You opened with a bit of a dive into the history of racialized marketing campaigns. How does the construction of racial stereotypes inform an examination of gender, for you?
Firstly, I think you can’t consider gender without first considering race – the two are inextricably linked. Both represent ways in which people can be segmented (and thus stereotyped upon first sight), and both are ways in which groups of people have historically been (and still are) discriminated against.
With marketing, I wanted to start by looking at some examples of racialized advertising from the time that print advertising became wide-spread, purely because for us looking back retroactively, it’s absolutely shocking. So Europeans could maintain power over the colonies and the non-white Europeans, black people were depicted as monsters, subservients, or just ridiculous caricatures, with the intent of showing them to have been tamed, and then used as figures to sell products to their colonisers. With the anti-apartheid movement and fight for racial equality, society learned how completely unacceptable these depictions were, and so there was a marked shift. Gender, in effect, took up where race long had been. Rather than emphasising differences in race, the easiest way to emphasise any difference between groups of people for the purposes of selling things was gender.

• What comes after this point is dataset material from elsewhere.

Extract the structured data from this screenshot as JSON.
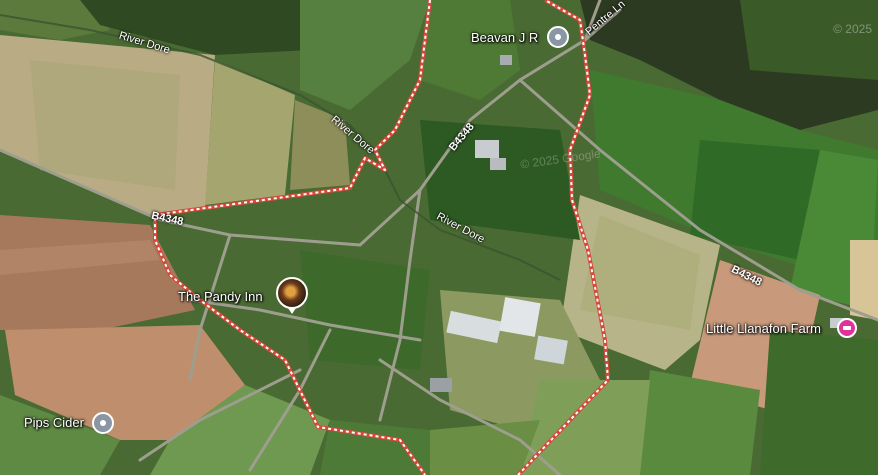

In the 50’s, for example, this manifested in the model of the perfect, obedient housewife and her important businessman husband. As with racialized marketing, we can look back now at images used in advertising from this era and clearly see how problematic it was. However, what we may not be so good at today is looking at images from advertising around us now and seeing the stereotypes of men and women still present – just in a different form of the 50’s. So, I wanted to start with looking at the racialised campaigns to see how people reacted, and then instantly, compare this with their reactions to later images from the 50’s and nowadays one after another.
So far, these talks have been pretty well-attended, and the discussions they’ve provoked have been pretty robust, and even emotional. As one of the architects of this project, was that something you anticipated? Has it changed how you think about the project, moving forward?
We’ve spoken a lot about our motivations for starting this series of talks, and each of the “architects” has their own motivation. For me personally, I sensed that there is a lot of interest around these topics, but people maybe lack the necessary language, or are maybe not sure where to start, as something like “gender” encompasses so much. Perhaps for some, there is also the fear of saying the wrong thing.
What I had hoped for was that we would use these talks to educate people, and to empower them to discuss these topics, and that’s why it’s just fantastic to see so much discussion being provoked – even weeks after the talk took place.
Going forward, I think there needs now to be space for more discussion. We’re going to look into more than just talks to give people this space and hopefully continue to empower individuals to talk about these things.
Are there specific forms you see that taking?
Currently, we have a few things in the pipeline. The first is to introduce a coffee session after each talk to act as a space for any immediate discussion or indeed discussion about other topics. This is definitely needed as we are starting to find that we run out of time each session because lots of people want to contribute their perspective. Which is great!
Secondly, quite a few others have expressed their interest in helping, and these new “strangers” are going to do things like look at getting external speakers in, setting up a reading group, and even liaising with HR on diversity-related trainings. I’m really looking forward to seeing each of these things get off the ground and to see what else develops out of this.